“......”萧衍之没说话,偏头看向了突然忧愁的魏尚书。
其实魏呈延以前不是这样的,只是后来出了点事,他就开始报喜不报忧。
萧衍之也提醒过他不用这么累,但魏呈延都摇头拒绝,说:他老了,白发也多了,我就是不想让他太操心。
......
人之垂暮其实就是天命最好的诠释。
因为每个人的生命都会走到尽头,不论是生病,灾害,还是战争。
就比如他的父母。
一个难产而死,一个战死沙场。
......
“他不是不找你,是不能,也不敢。

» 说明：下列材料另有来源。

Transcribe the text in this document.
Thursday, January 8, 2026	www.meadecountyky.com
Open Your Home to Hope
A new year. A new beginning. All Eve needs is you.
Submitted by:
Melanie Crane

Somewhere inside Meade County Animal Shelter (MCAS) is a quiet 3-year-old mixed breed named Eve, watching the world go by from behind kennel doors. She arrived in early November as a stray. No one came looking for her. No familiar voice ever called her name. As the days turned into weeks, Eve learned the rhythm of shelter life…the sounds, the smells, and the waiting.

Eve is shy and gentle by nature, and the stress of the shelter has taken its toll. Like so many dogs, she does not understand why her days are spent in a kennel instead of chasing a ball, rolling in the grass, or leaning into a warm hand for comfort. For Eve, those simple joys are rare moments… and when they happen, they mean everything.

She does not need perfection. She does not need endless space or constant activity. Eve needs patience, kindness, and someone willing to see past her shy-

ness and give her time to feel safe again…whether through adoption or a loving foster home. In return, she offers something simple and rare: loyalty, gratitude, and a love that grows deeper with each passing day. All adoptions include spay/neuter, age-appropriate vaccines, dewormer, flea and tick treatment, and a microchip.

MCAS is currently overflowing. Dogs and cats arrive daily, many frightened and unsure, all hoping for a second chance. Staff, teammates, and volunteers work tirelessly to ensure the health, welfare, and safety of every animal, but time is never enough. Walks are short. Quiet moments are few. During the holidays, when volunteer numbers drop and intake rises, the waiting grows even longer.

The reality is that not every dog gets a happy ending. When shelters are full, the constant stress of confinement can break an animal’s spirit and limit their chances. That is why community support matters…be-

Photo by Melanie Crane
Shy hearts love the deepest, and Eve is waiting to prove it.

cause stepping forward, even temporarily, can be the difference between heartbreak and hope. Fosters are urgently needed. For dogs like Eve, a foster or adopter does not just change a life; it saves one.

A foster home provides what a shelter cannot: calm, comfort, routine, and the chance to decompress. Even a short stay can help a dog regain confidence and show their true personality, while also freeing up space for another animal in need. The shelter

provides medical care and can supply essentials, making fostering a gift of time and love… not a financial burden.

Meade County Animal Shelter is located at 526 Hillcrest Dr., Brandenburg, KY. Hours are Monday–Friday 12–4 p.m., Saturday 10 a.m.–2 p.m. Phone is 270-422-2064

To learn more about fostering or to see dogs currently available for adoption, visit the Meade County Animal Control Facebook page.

”萧衍之闭上了眼睛,不想去看魏尚书的目光。
可那目光又实在是热烈,很难会让人不在意。
“......”五个呼吸后,萧衍之最终叹了口气,认输似的睁开眼睛。
可他刚一抬眼就撞进了一双浑浊的眼眸。
魏尚书正一动不动的看着萧衍之,没有追问,也没有声嘶力竭的逼迫,他只是就这样安静的,又沉默的看着他。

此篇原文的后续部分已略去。